Tenía unos dos años y medio cuando, con mi madre, fui a acompañar a mi primo, el hijo de una hermana suya, al jardín de infancia; vi a todos esos niños y quise quedarme.

La hermana Clementina, que era la maestra, le dijo a mi madre que me dejara allí. Así empecé… Hasta los cuatro años era muy delicada y recuerdo que, cuando estaba enferma, la hermana me envolvía en una manta y me llevaba al refectorio de las monjas, me acostaba en el sofá y me quedaba allí todo el día hasta que mi madre venía a recogerme.
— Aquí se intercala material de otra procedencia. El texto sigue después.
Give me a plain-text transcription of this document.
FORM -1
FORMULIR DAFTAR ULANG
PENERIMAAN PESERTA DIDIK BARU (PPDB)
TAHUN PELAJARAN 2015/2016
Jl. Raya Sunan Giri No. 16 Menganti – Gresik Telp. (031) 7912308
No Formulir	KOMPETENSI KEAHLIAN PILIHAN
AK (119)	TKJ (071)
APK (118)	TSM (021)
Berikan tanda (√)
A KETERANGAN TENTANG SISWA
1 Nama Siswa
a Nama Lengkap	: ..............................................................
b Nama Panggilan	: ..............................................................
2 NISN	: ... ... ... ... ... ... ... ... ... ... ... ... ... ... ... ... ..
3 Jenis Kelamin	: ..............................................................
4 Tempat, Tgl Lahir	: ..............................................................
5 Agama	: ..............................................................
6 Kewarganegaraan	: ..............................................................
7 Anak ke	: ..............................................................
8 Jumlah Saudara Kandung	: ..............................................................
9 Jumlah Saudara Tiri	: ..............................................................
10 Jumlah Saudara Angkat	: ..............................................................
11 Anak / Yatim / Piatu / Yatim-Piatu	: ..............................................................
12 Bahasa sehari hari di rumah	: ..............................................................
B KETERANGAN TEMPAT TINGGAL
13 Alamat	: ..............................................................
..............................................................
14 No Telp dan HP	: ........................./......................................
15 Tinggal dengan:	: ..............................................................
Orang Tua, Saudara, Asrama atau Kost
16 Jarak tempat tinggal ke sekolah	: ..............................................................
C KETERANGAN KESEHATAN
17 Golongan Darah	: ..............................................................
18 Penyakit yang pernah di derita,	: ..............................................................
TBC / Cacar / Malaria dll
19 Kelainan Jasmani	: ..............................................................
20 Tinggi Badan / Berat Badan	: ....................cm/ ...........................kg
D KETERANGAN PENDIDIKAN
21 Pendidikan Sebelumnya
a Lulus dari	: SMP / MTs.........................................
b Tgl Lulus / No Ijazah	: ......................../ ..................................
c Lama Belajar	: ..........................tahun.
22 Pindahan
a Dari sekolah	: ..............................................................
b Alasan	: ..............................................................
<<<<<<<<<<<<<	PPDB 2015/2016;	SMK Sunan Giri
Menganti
Con motivo del Corpus Domini, la hermana Clementina vestía a todos los niños de pajes y a las niñas de angelitos. Algunos iban vestidos de santos, por ejemplo, San Francisco y Santa Juana Antida… A mí me vistieron de Santa Juana Antida.

En aquellos años, la educación de las niñas estaba a cargo de las monjas, mientras que la de los niños, de los laicos, y las clases se impartían en las escuelas públicas. Se iba tanto por la mañana como por la tarde y los jueves se quedaba en casa. También se estudiaba Economía Doméstica y recuerdo que la hermana Ancilla y la hermana Augusta enseñaban a limpiar y mantener limpias las estufas de leña.

Las hermanas se preocupaban mucho por la preparación de las niñas y los niños que tenían que hacer el examen de admisión a la escuela secundaria y la hermana Concetta daba clases de latín a los que tenían dificultades.

Los domingos había oratorio en la Opera Pia, las hermanas jugaban con nosotros y después se celebraba la conferencia de Acción Católica.

Cada miembro de Acción Católica tenía una tarea, yo era la vigía, es decir, tenía la tarea de ir a buscar a las niñas y llevarlas a misa y luego íbamos todos juntos a la iglesia para las vísperas.

En verano íbamos a bordar… a media tarde comíamos la merienda que nos llevábamos y luego hacíamos teatro.

Para la fiesta de Santa Juana Antida íbamos a todas las casas a buscar flores blancas para adornar la estatua que había en la parroquia y luego las llevábamos la mañana de la fiesta con un delantal blanco con un lazo azul.

Después de la escuela primaria fui a Tortona, al internado del instituto San Vicenzo, donde cursé la escuela secundaria y el primer año de magisterio.

Los años del internado en Tortona me ayudaron mucho, ya que allí tenía la oportunidad de rezar mucho y pasar parte de mis vacaciones con las huérfanas, por las que sentía una gran compasión. Hablaba mucho con ellas y, ante sus dramas, rezaba ante el crucifijo y luego trataba de consolarlas.

Así pasé los años de la escuela secundaria y el primer año de bachillerato, en los que no faltaron las travesuras propias de la edad. Luego tomé la decisión de ingresar en las Hermanas de la Caridad.

Tras los años de formación en la Congregación, pasé de alumna a profesora de la escuela infantil como hermana de la Caridad, comprometiéndome a «considerar a los niños como depósitos sagrados que el Cielo nos confía y como talentos que pone en nuestras manos para que los valoremos» (Santa Juana Antida).

La semilla sembrada en mi corazón ha dado fruto…

Gracias a este camino formativo cuidado por las Hermanas de la Caridad, decidí dar mi «SÍ» al Señor.

A mi camino le pondría este título: «No importa nacer en un gallinero… cuando se tiene la suerte de convertirse en cisne».

Cada día repito mi «¡Sí, aquí estoy!» y vivo mi vida como un misterio de amor.

Así es como transcurre, aunque a veces voy a tientas, en la niebla. Me esfuerzo por poner al Señor en el centro de mi corazón, viviendo intensamente el momento presente y floreciendo allí donde se me envía.

Tengo mucha paz en mi corazón y me siento habitada por muchos hermanos. Niños, jóvenes, adultos.